N° 864 | Le 6 décembre 2007 | Jacques Trémintin | Critiques de livres (accès libre)

La France invisible - Enquêtes sur un pays en état d’urgence sociale

Sous la direction de Stéphane Beaud, Joseph Confavreux & Jade Lindgaard


éd. La Découverte, 2006 (647 p. ; 26 €) | Commander ce livre

Thème : Organisation

Le refus de se montrer relève du droit inaliénable au secret sur sa vie privée et à une part d’ombre sur son intimité. Pour autant, un mécanisme d’invisibilité non choisie frappe toute une partie de notre société, avec pour corollaire, une absence de prise en compte ainsi qu’une surexposition tant à la violation des droits qu’à l’arbitraire des autorités. Tout se passe comme si une problématique sociale ne devient observable qu’à compter du moment où elle s’affiche sur un mode spectaculaire. Une multitude de réalités échappent ainsi à la connaissance tant des observateurs que des décideurs.

Le propos des auteurs est justement de leur donner la visibilité qu’elles méritent. Ainsi, de ces maladies professionnelles sous-évaluées tant par l’opinion publique que par les partenaires sociaux : les employeurs faisant tout pour en minimiser les conséquences sur leurs profits. Il en va de même pour les suicides, les maladies graves parfois mortelles, les dépressions, les problèmes conjugaux qui suivent les plans de licenciement, jamais comptabilisés dans les conséquences induites des restructurations économiques. Il est tout aussi rare de voir abordée la situation des jeunes ruraux isolés et éparpillés sur leur territoire dont la timidité sociale n’a d’égale que la virulence de l’expression du désarroi de leurs pairs des grands centres urbains.

Pas plus d’ailleurs que ces vacataires de la fonction publique qui représentent 16 % des salariés (contre 12 % dans le privé) et qui acceptent le plus souvent de subir passivement ce qu’ils ne toléreraient nulle part ailleurs. La rénovation urbaine est quant à elle l’occasion pour un certain nombre de municipalités de détruire massivement des logements sociaux, sans les reconstruire par ailleurs (en pleine contradiction avec la loi), en brutalisant au passage des personnes socialement vulnérables réduites à de simples variables d’ajustement des projets de réhabilitation. Si l’on parle souvent des bénéficiaires du RMI qui perçoivent cette allocation, sans forcément y avoir droit, on n’évoque jamais ceux qui n’en bénéficient pas alors qu’ils pourraient y prétendre. Combien de SDF n’existent plus pour la société : sans téléphone, sans adresse fixe, sans Sécurité sociale, sans loyer, sans compte en banque, sans carte d’électeur.
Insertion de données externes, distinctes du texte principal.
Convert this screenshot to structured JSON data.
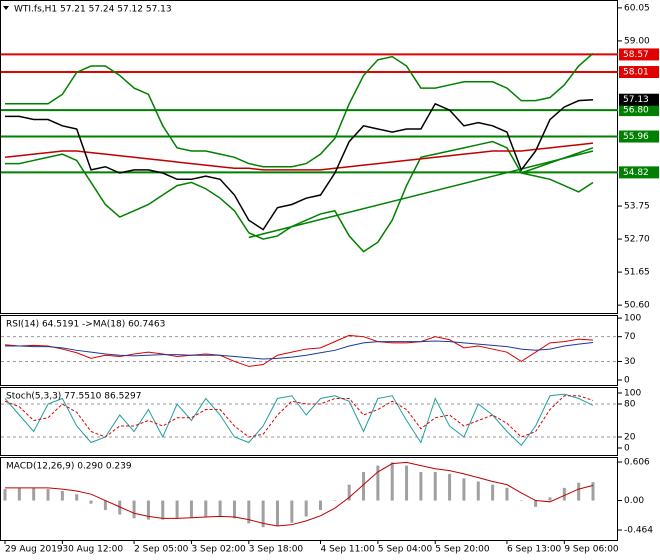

Toutes et tous et bien d’autres sont au centre d’un ouvrage qui privilégient les témoignages sans négliger pour autant l’analyse. Car reste à comprendre les raisons de cette invisibilisation. Alors que les classes populaires ont occupé le devant de la scène pendant de nombreuses années, elles en ont disparu, occultées par l’émergence d’une mythique classe moyenne. Il n’y aurait plus qu’un ensemble disparate d’individualités et d’agrégats conjoncturels. Délivré de la pression du groupe, chacun serait seul responsable de son destin et sommé de s’épanouir, de se réaliser et de s’adapter, tout échec relevant alors d’un problème personnel que seule la psychiatrie serait en mesure d’accompagner.